A recent report from the TD Bank showed that the debt of non financial corporations in Canada rose sharply from 2010 to 2018, reaching 118.7% of GDP, one of the highest ratios in the world’s advanced economies. The new debt was not mainly used to finance new job-creating investments in research or new plant and equipment, which was very weak over the past decade.
Much of the debt was instead used to distribute wealth to shareholders, in the form of higher dividends, share buy backs (which reduce the number of shares, boosting stock prices) and to finance lucrative stock options packages for CEOs and senior management.

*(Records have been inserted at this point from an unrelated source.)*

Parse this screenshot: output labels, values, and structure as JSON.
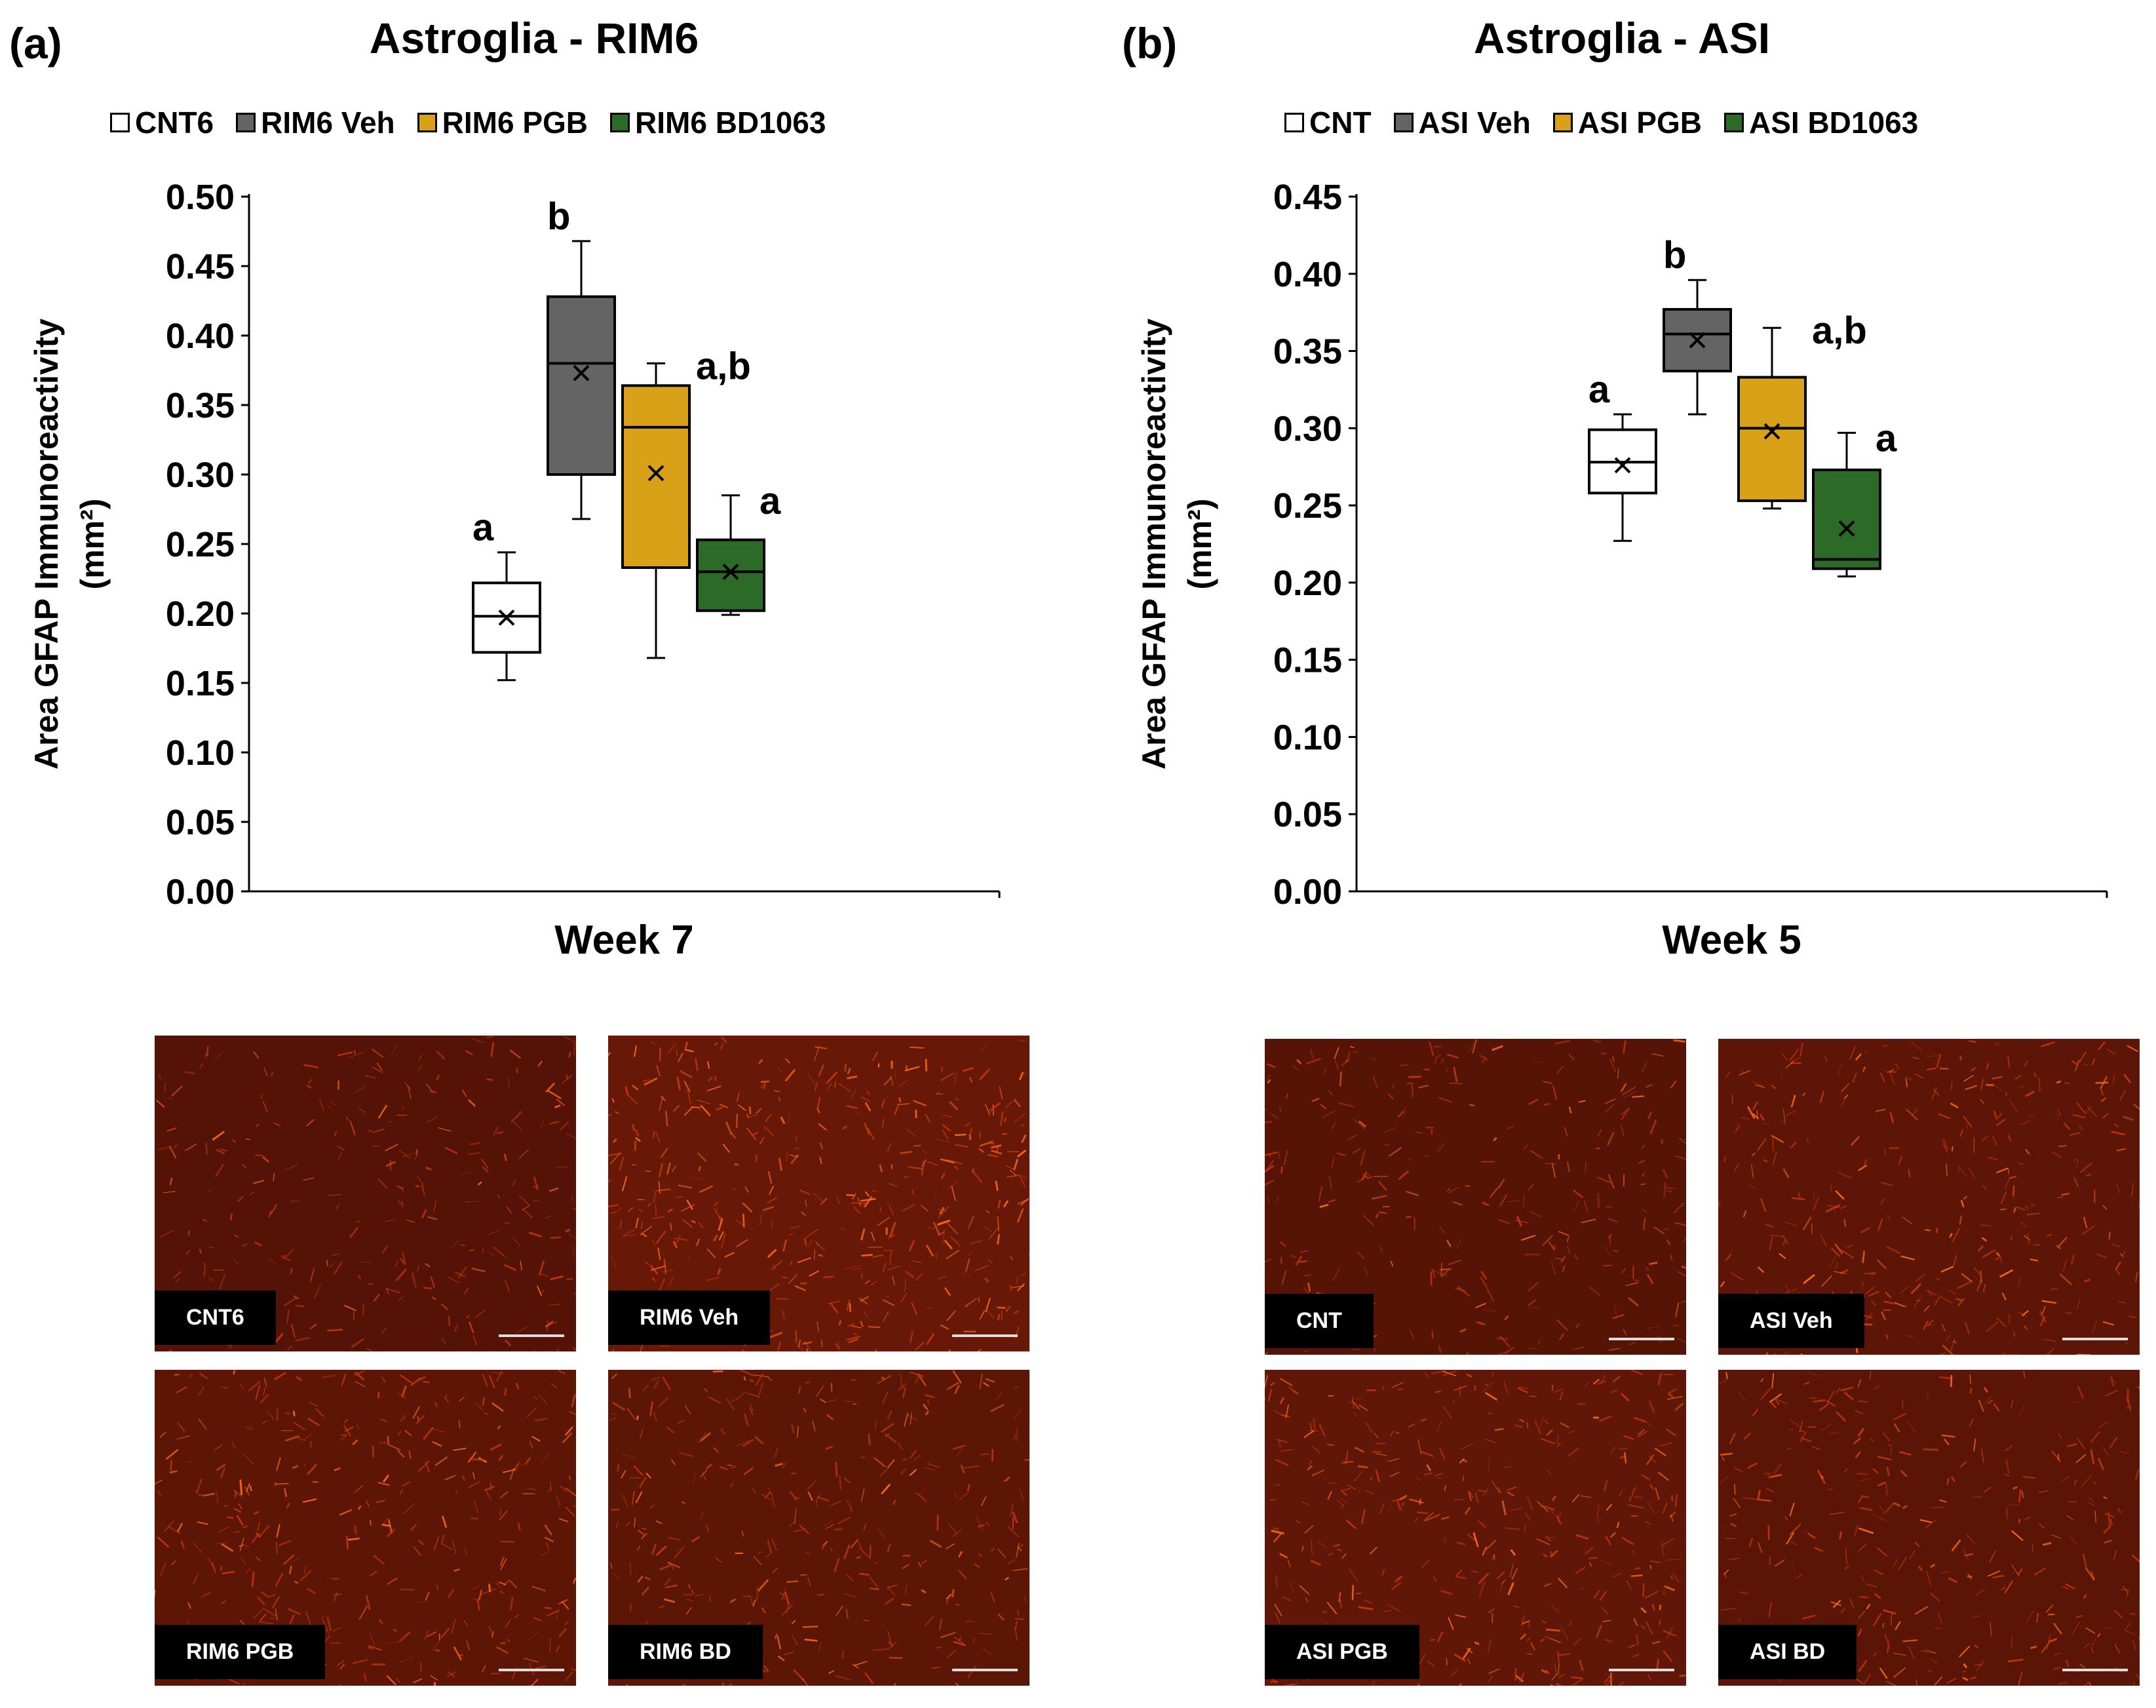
{
  "panels": [
    {
      "id": "a",
      "letter": "(a)",
      "title": "Astroglia - RIM6",
      "legend": [
        {
          "label": "CNT6",
          "color": "#ffffff"
        },
        {
          "label": "RIM6 Veh",
          "color": "#646464"
        },
        {
          "label": "RIM6 PGB",
          "color": "#d8a118"
        },
        {
          "label": "RIM6 BD1063",
          "color": "#2b6a27"
        }
      ],
      "images": [
        {
          "label": "CNT6",
          "intensity": 0.35
        },
        {
          "label": "RIM6 Veh",
          "intensity": 1.0
        },
        {
          "label": "RIM6 PGB",
          "intensity": 0.7
        },
        {
          "label": "RIM6 BD",
          "intensity": 0.6
        }
      ]
    },
    {
      "id": "b",
      "letter": "(b)",
      "title": "Astroglia - ASI",
      "legend": [
        {
          "label": "CNT",
          "color": "#ffffff"
        },
        {
          "label": "ASI Veh",
          "color": "#646464"
        },
        {
          "label": "ASI PGB",
          "color": "#d8a118"
        },
        {
          "label": "ASI BD1063",
          "color": "#2b6a27"
        }
      ],
      "images": [
        {
          "label": "CNT",
          "intensity": 0.4
        },
        {
          "label": "ASI Veh",
          "intensity": 0.65
        },
        {
          "label": "ASI PGB",
          "intensity": 0.75
        },
        {
          "label": "ASI BD",
          "intensity": 0.55
        }
      ]
    }
  ],
  "chart_data": [
    {
      "type": "box",
      "title": "Astroglia - RIM6",
      "xlabel": "Week 7",
      "ylabel": "Area GFAP Immunoreactivity",
      "ylabel_unit": "(mm²)",
      "ylim": [
        0,
        0.5
      ],
      "yticks": [
        "0.00",
        "0.05",
        "0.10",
        "0.15",
        "0.20",
        "0.25",
        "0.30",
        "0.35",
        "0.40",
        "0.45",
        "0.50"
      ],
      "series": [
        {
          "name": "CNT6",
          "color": "#ffffff",
          "min": 0.152,
          "q1": 0.172,
          "median": 0.198,
          "q3": 0.222,
          "max": 0.244,
          "mean": 0.197,
          "sig": "a"
        },
        {
          "name": "RIM6 Veh",
          "color": "#646464",
          "min": 0.268,
          "q1": 0.3,
          "median": 0.38,
          "q3": 0.428,
          "max": 0.468,
          "mean": 0.373,
          "sig": "b"
        },
        {
          "name": "RIM6 PGB",
          "color": "#d8a118",
          "min": 0.168,
          "q1": 0.233,
          "median": 0.334,
          "q3": 0.364,
          "max": 0.38,
          "mean": 0.301,
          "sig": "a,b"
        },
        {
          "name": "RIM6 BD1063",
          "color": "#2b6a27",
          "min": 0.199,
          "q1": 0.202,
          "median": 0.23,
          "q3": 0.253,
          "max": 0.285,
          "mean": 0.23,
          "sig": "a"
        }
      ]
    },
    {
      "type": "box",
      "title": "Astroglia - ASI",
      "xlabel": "Week 5",
      "ylabel": "Area GFAP Immunoreactivity",
      "ylabel_unit": "(mm²)",
      "ylim": [
        0,
        0.45
      ],
      "yticks": [
        "0.00",
        "0.05",
        "0.10",
        "0.15",
        "0.20",
        "0.25",
        "0.30",
        "0.35",
        "0.40",
        "0.45"
      ],
      "series": [
        {
          "name": "CNT",
          "color": "#ffffff",
          "min": 0.227,
          "q1": 0.258,
          "median": 0.278,
          "q3": 0.299,
          "max": 0.309,
          "mean": 0.276,
          "sig": "a"
        },
        {
          "name": "ASI Veh",
          "color": "#646464",
          "min": 0.309,
          "q1": 0.337,
          "median": 0.361,
          "q3": 0.377,
          "max": 0.396,
          "mean": 0.357,
          "sig": "b"
        },
        {
          "name": "ASI PGB",
          "color": "#d8a118",
          "min": 0.248,
          "q1": 0.253,
          "median": 0.3,
          "q3": 0.333,
          "max": 0.365,
          "mean": 0.298,
          "sig": "a,b"
        },
        {
          "name": "ASI BD1063",
          "color": "#2b6a27",
          "min": 0.204,
          "q1": 0.209,
          "median": 0.215,
          "q3": 0.273,
          "max": 0.297,
          "mean": 0.235,
          "sig": "a"
        }
      ]
    }
  ]
}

The government is quite aware of this, and promises that such practices will be severely limited for companies being granted loans from the new facility. This is commendable, and also reflects lobbying and petitions by Canadians for Tax Fairness and the Broadbent Institute.
The government has also promised, rather vaguely, to require companies receiving loans to change corporate tax arrangements which hurt Canada. This is too little, too late, but still a step forward.
A major problem with the new program is that it is a loan instrument, whereas there are circumstances in which it would make much more sense to take up an equity position ie a public ownership share. This would mean that a turnaround in corporate fortunes down the road would reward taxpayers for the risk taken via an increase in share prices. Equity also means that the public would, in many cases, have board representation and with it access to information and the ability to shape corporate behaviour.
In Europe, as in North America, the airlines are in deep trouble. But some countries are taking an equity position in return for financial aid, as in the case of Germany and Lufthansa.
Another potential problem with the new program is that it will explicitly treat all sectors equally. But some sectors are more highly indebted than others, with oil and gas and real estate leading the way, again as shown by the TD Bank report. And not all sectors make an equal contribution to our longer term economic prospects.
In the case of commercial estate, there are very few direct jobs to be saved. If highly indebted corporations go under, the office buildings and malls will still be standing.
In the case of oil and gas, many experts and observers would judge that new loans are highly likely to incur large losses and to accomplish little since resource prices are so depressed, and since much of the world is in transition to carbon free energy. Workers in the sector need massive investments to create new jobs in clean energy much more than a costly corporate bailout.
Canada needs to look beyond the immediate crisis to identify the key building blocks of a new economy on a sector by sector basis. Where it makes sense to do so, we should be extending public ownership, and not just providing loans to struggling companies.